Мать Элины распухла от беременности вторым ребёнком и замоталась в счастливые проблемы новых подгузников, сосок и пелёнок. Каждый звонок её, как пощёчина милости, напоминает, как безбожно, но уважительно она далека, и что она ещё не потеряла способность благородно помнить крохи об Элине. Через год мать узнавала Элину разве что по голосу и однажды перепутала её при встрече со Светкой – троюродной сестрой, а потом развила в себе новые неспособности: запамятовала, как пользоваться транспортом, и пересела на мессенджеры, где наполовину любит и тут же упрекает дочь в нечуткости: садовые заборчики, пирожки, косяки любящих смайликов… Элина уверена в неопровержимом: мать делегировала свои коммуникативные способности нейросети, чтоб окончательно затеряться в новой жизни.

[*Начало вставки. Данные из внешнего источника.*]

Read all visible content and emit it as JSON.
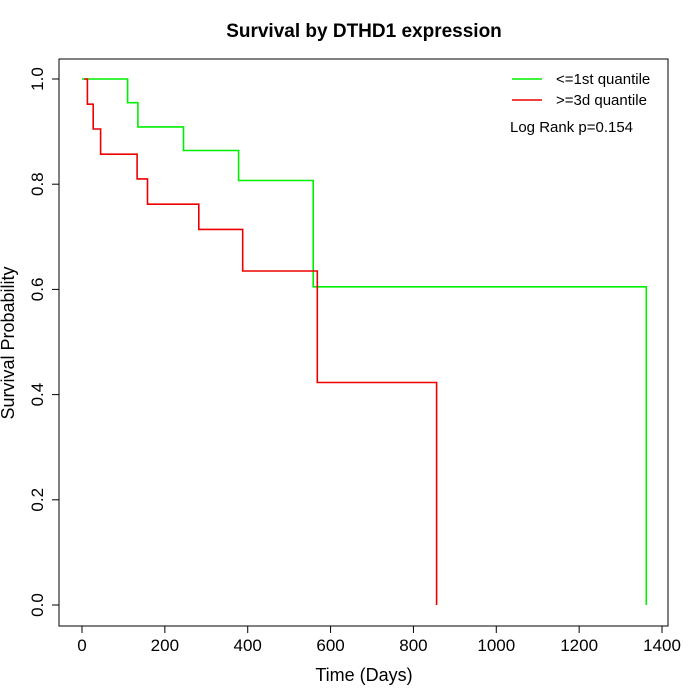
{
  "chart_data": {
    "type": "line",
    "title": "Survival by DTHD1 expression",
    "xlabel": "Time (Days)",
    "ylabel": "Survival Probability",
    "xlim": [
      0,
      1400
    ],
    "ylim": [
      0,
      1.0
    ],
    "x_ticks": [
      0,
      200,
      400,
      600,
      800,
      1000,
      1200,
      1400
    ],
    "y_ticks": [
      0.0,
      0.2,
      0.4,
      0.6,
      0.8,
      1.0
    ],
    "x_tick_labels": [
      "0",
      "200",
      "400",
      "600",
      "800",
      "1000",
      "1200",
      "1400"
    ],
    "y_tick_labels": [
      "0.0",
      "0.2",
      "0.4",
      "0.6",
      "0.8",
      "1.0"
    ],
    "annotation": "Log Rank p=0.154",
    "legend_position": "top-right",
    "series": [
      {
        "name": "<=1st quantile",
        "color": "#00ee00",
        "step": "post",
        "x": [
          0,
          110,
          135,
          245,
          378,
          558,
          1362,
          1362
        ],
        "y": [
          1.0,
          0.955,
          0.909,
          0.864,
          0.807,
          0.605,
          0.605,
          0.0
        ]
      },
      {
        "name": ">=3d quantile",
        "color": "#ee0000",
        "step": "post",
        "x": [
          5,
          13,
          27,
          45,
          133,
          158,
          282,
          388,
          568,
          856,
          856
        ],
        "y": [
          1.0,
          0.952,
          0.905,
          0.857,
          0.81,
          0.762,
          0.714,
          0.635,
          0.423,
          0.423,
          0.0
        ]
      }
    ]
  }
}
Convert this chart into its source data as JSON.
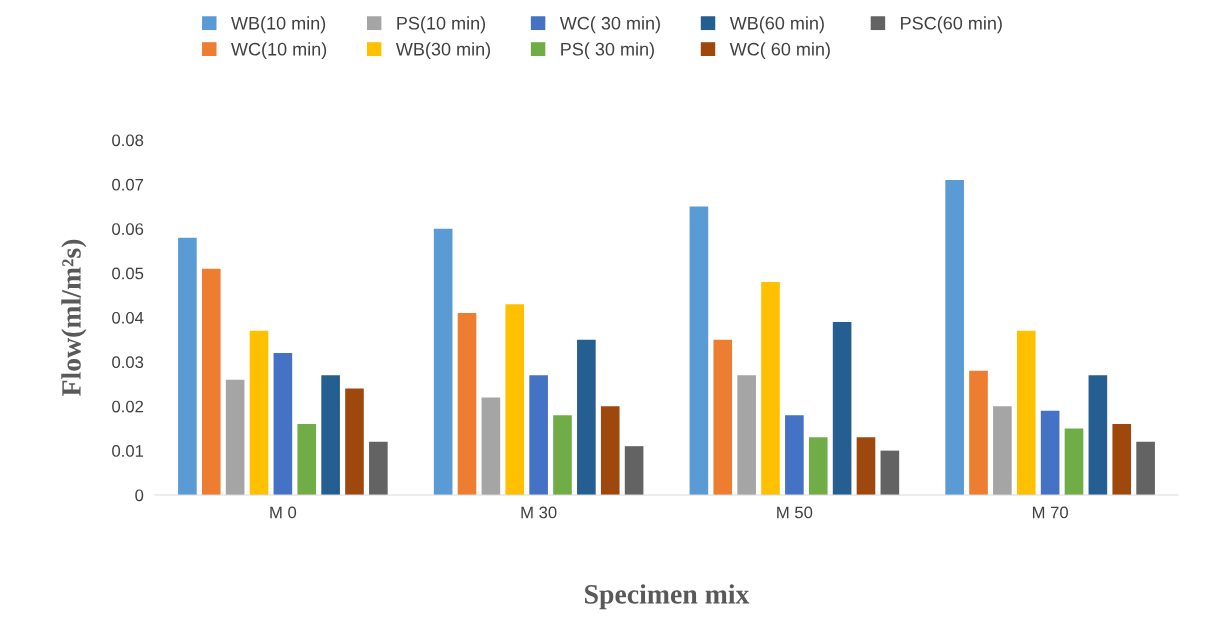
{
  "chart_data": {
    "type": "bar",
    "xlabel": "Specimen mix",
    "ylabel": "Flow(ml/m²s)",
    "categories": [
      "M 0",
      "M 30",
      "M 50",
      "M 70"
    ],
    "series": [
      {
        "name": "WB(10 min)",
        "color": "#5b9bd5",
        "values": [
          0.058,
          0.06,
          0.065,
          0.071
        ]
      },
      {
        "name": "WC(10 min)",
        "color": "#ed7d31",
        "values": [
          0.051,
          0.041,
          0.035,
          0.028
        ]
      },
      {
        "name": "PS(10 min)",
        "color": "#a5a5a5",
        "values": [
          0.026,
          0.022,
          0.027,
          0.02
        ]
      },
      {
        "name": "WB(30 min)",
        "color": "#ffc000",
        "values": [
          0.037,
          0.043,
          0.048,
          0.037
        ]
      },
      {
        "name": "WC( 30 min)",
        "color": "#4472c4",
        "values": [
          0.032,
          0.027,
          0.018,
          0.019
        ]
      },
      {
        "name": "PS( 30 min)",
        "color": "#70ad47",
        "values": [
          0.016,
          0.018,
          0.013,
          0.015
        ]
      },
      {
        "name": "WB(60 min)",
        "color": "#255e91",
        "values": [
          0.027,
          0.035,
          0.039,
          0.027
        ]
      },
      {
        "name": "WC( 60 min)",
        "color": "#9e480e",
        "values": [
          0.024,
          0.02,
          0.013,
          0.016
        ]
      },
      {
        "name": "PSC(60 min)",
        "color": "#636363",
        "values": [
          0.012,
          0.011,
          0.01,
          0.012
        ]
      }
    ],
    "ylim": [
      0,
      0.08
    ],
    "yticks": [
      0,
      0.01,
      0.02,
      0.03,
      0.04,
      0.05,
      0.06,
      0.07,
      0.08
    ],
    "grid": false,
    "legend": "top"
  }
}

Умеренно забывчивый, но более ветреный отец настолько прилип к свободе, что нашёл соседского товарища в лице дочери. Он действовал под впечатлениями, с бездыханной совестью: заезжал на чай и пил столько воды, точно силился возвысить коммунальные платежи бабушки над опекунскими. Шипучие обиды разрастались в нём как на фермерском подворье. Он обижался с серьёзным видом, когда не находил заварки, бросал фельетоны, что его здесь так ждут… Но он быстро уходил от своей печали и любил рассказывать, как удачно помыл машину, сколько он сэкономил, и когда скидки проникали в его кошелёк, он приходил пустой, а, уходя, трепал по голове Элину, точно шелудивого пса – на том и достаточно.

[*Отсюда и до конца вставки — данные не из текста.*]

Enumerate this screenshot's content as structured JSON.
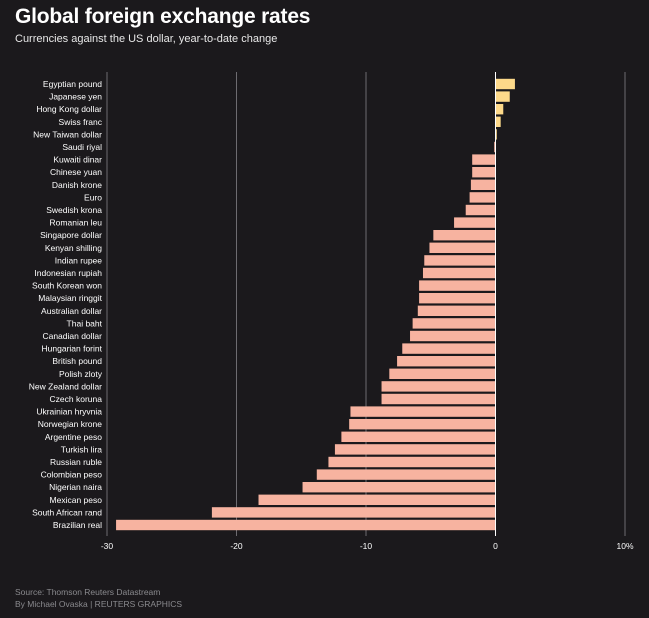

Родительское расставание бродило в голове только у бабушки и имело мало общего с совместной счастливой опёкой над Элиной, когда все клялись её не забывать, а такие обещания и поддерживают жизнь, чтоб не скатиться в существование, чтоб дожить до самостоятельно большого полёта, когда дельта в небе собственных возможностей распахнута во весь горизонт… В то время, как бабушка отпаривает новую марлёвку, чтоб её тело ещё больше тонуло в бесформенности, белёсости, параллельно брачующиеся голуби (родители Элины) живут новыми полноценными жизнями: не сидят под дверьми и не толкуют, почему с марлевым призраком живёт их бывшая дочь. Откуда им знать, что Элину заперли в клетчатую толстовку, что в списке смиренных числятся имена не их новых детей? Им, сидящим в машинах, на отдыхе неведома опасность быть пришибленными ополоумевшим от горя бабушкиным призраком, не вылетающим за пределы однокомнатной квартиры с тараканьим ремонтом, где жизнь Элины до совершеннолетия управляема разве что собственным сердцебиением.

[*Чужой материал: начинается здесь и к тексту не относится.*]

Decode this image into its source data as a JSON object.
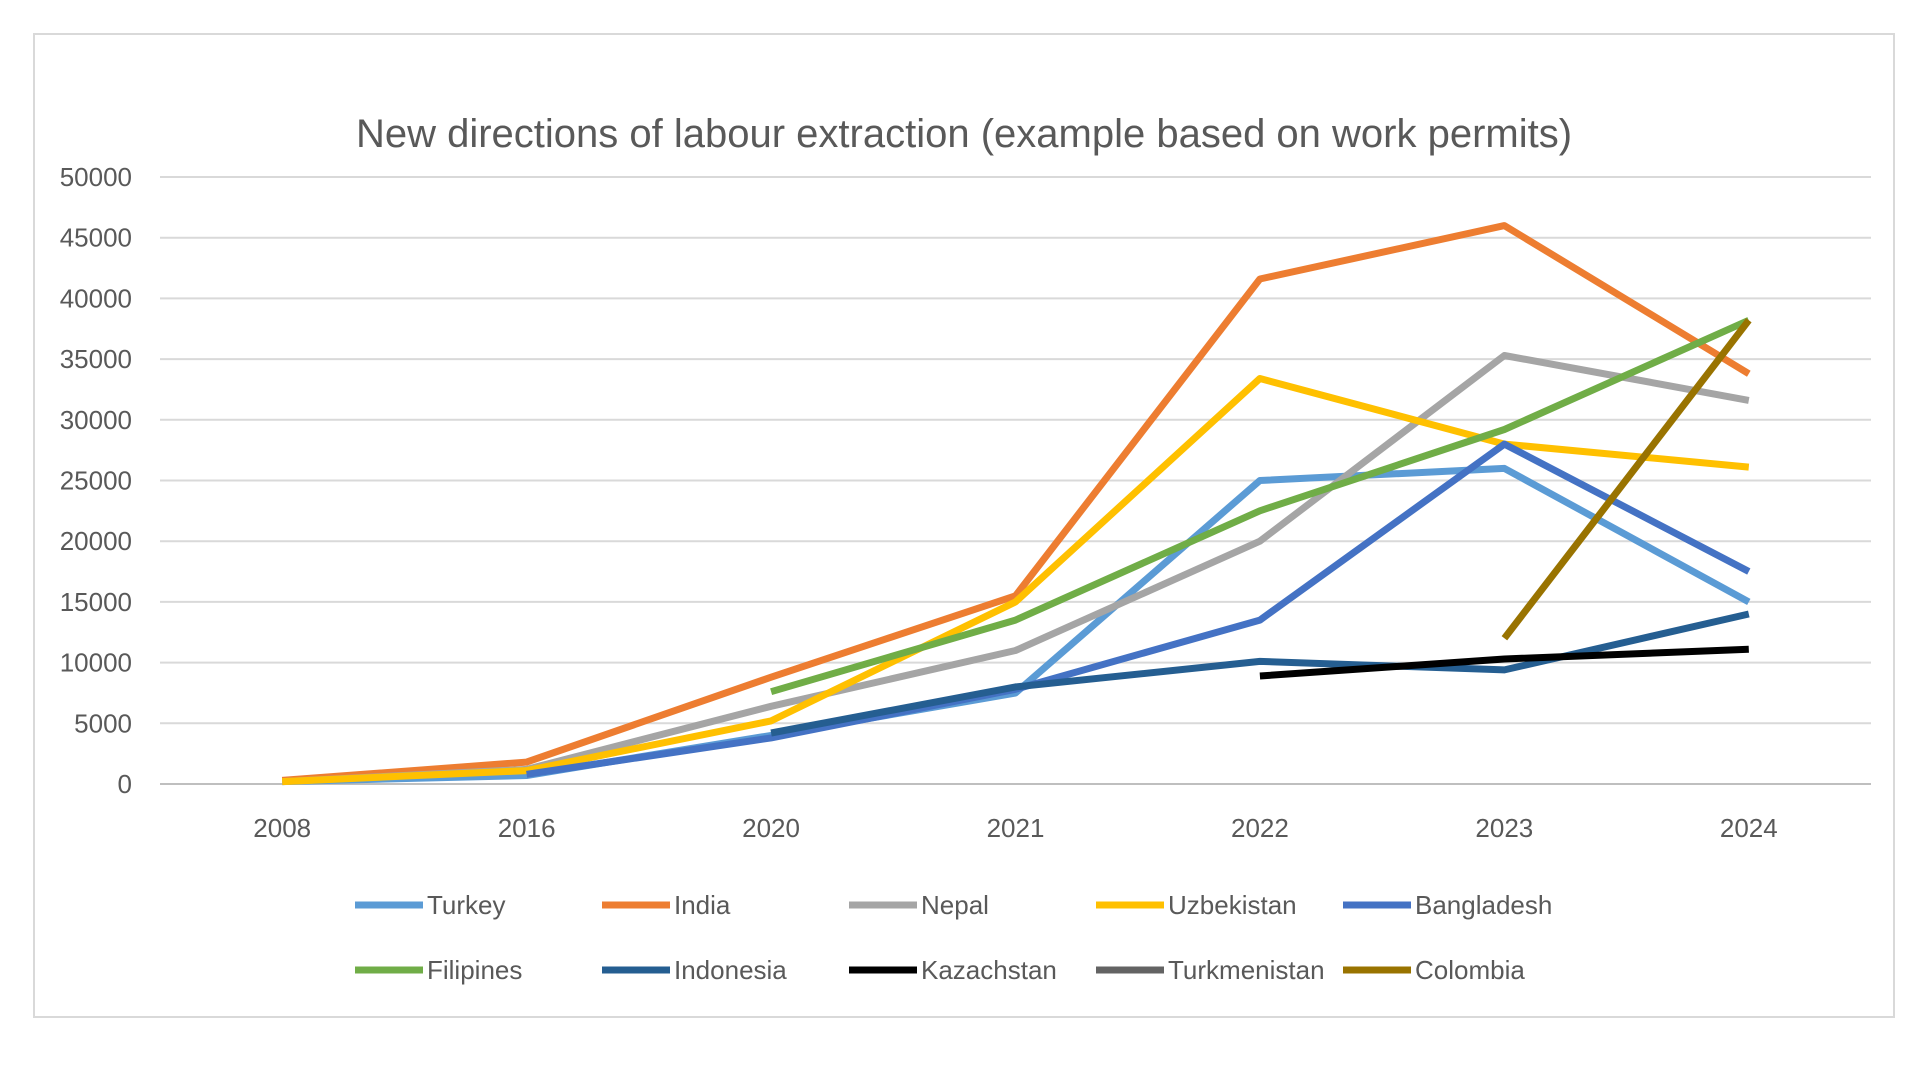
{
  "chart_data": {
    "type": "line",
    "title": "New directions of labour extraction (example based on work permits)",
    "xlabel": "",
    "ylabel": "",
    "categories": [
      "2008",
      "2016",
      "2020",
      "2021",
      "2022",
      "2023",
      "2024"
    ],
    "ylim": [
      0,
      50000
    ],
    "yticks": [
      "0",
      "5000",
      "10000",
      "15000",
      "20000",
      "25000",
      "30000",
      "35000",
      "40000",
      "45000",
      "50000"
    ],
    "grid": true,
    "legend_position": "bottom",
    "series": [
      {
        "name": "Turkey",
        "color": "#5b9bd5",
        "values": [
          200,
          700,
          4000,
          7500,
          25000,
          26000,
          15000
        ]
      },
      {
        "name": "India",
        "color": "#ed7d31",
        "values": [
          300,
          1800,
          8800,
          15500,
          41600,
          46000,
          33800
        ]
      },
      {
        "name": "Nepal",
        "color": "#a5a5a5",
        "values": [
          200,
          1200,
          6400,
          11000,
          20000,
          35300,
          31600
        ]
      },
      {
        "name": "Uzbekistan",
        "color": "#ffc000",
        "values": [
          200,
          1100,
          5200,
          15000,
          33400,
          28000,
          26100
        ]
      },
      {
        "name": "Bangladesh",
        "color": "#4472c4",
        "values": [
          null,
          800,
          3800,
          7800,
          13500,
          28000,
          17500
        ]
      },
      {
        "name": "Filipines",
        "color": "#70ad47",
        "values": [
          null,
          null,
          7600,
          13500,
          22500,
          29200,
          38200
        ]
      },
      {
        "name": "Indonesia",
        "color": "#255e91",
        "values": [
          null,
          null,
          4200,
          8000,
          10100,
          9400,
          14000
        ]
      },
      {
        "name": "Kazachstan",
        "color": "#000000",
        "values": [
          null,
          null,
          null,
          null,
          8900,
          10300,
          11100
        ]
      },
      {
        "name": "Turkmenistan",
        "color": "#636363",
        "values": [
          null,
          null,
          null,
          null,
          null,
          null,
          null
        ]
      },
      {
        "name": "Colombia",
        "color": "#997300",
        "values": [
          null,
          null,
          null,
          null,
          null,
          12000,
          38200
        ]
      }
    ]
  }
}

Эта невыносимая дочь аукается ежемесячными исполнительными листами, и тогда родительские нервы оживают, будто она представляет опасность новым семьям, когда нечто страшное проникает в их кошельки, непроизвольно поселяются просьбы о новой толстовке в голове каждого. Они знают, что случится, не будь этих душераздирающих просьб – в однокомнатной квартире старческого призрака освободилось место; марля, венчающая бабушкино безумие, только радовала пустые сердца.

Камыш кричит: он знает, наученный изгнанием, что между бывшим не имеет значение всё бывшее. Он тоже бывший, его, между прочим, подобрала мать Элины, отмыла и обещала исправно кормить.

***

Так и жилось Элине по новым правилам два года… В неполные пятнадцать отчуждение настигло её по всем фронтам, как сепсис, набирающий силу на патогенных бактериях: разлагалась любовь, привязанность к тем людям, которые должны были быть по замыслу матери-жизни, но… нечто «но» влетевшее в оконце, пропахшее денежными лучами – опекунские начисления, сражало умалчивало отчуждение до некой маслёнки, из которой иногда подкапывали жиреющие просьбы Элины о новой толстовке и проч. Она вздыхала так чутко, что растревожила бы многих: расспрашивать неудобно о муках и душевных коликах, догадываться, что у человека может быть внутри… Элина вышла недавно из больницы после балконной пневмонии, и даже в этом состоянии, когда вместо человека – одни живые мощи, бабушка не обнаружила, что «внутри» не лечится больничным раем – такой отдых в конце учебного года и есть счастье неземное.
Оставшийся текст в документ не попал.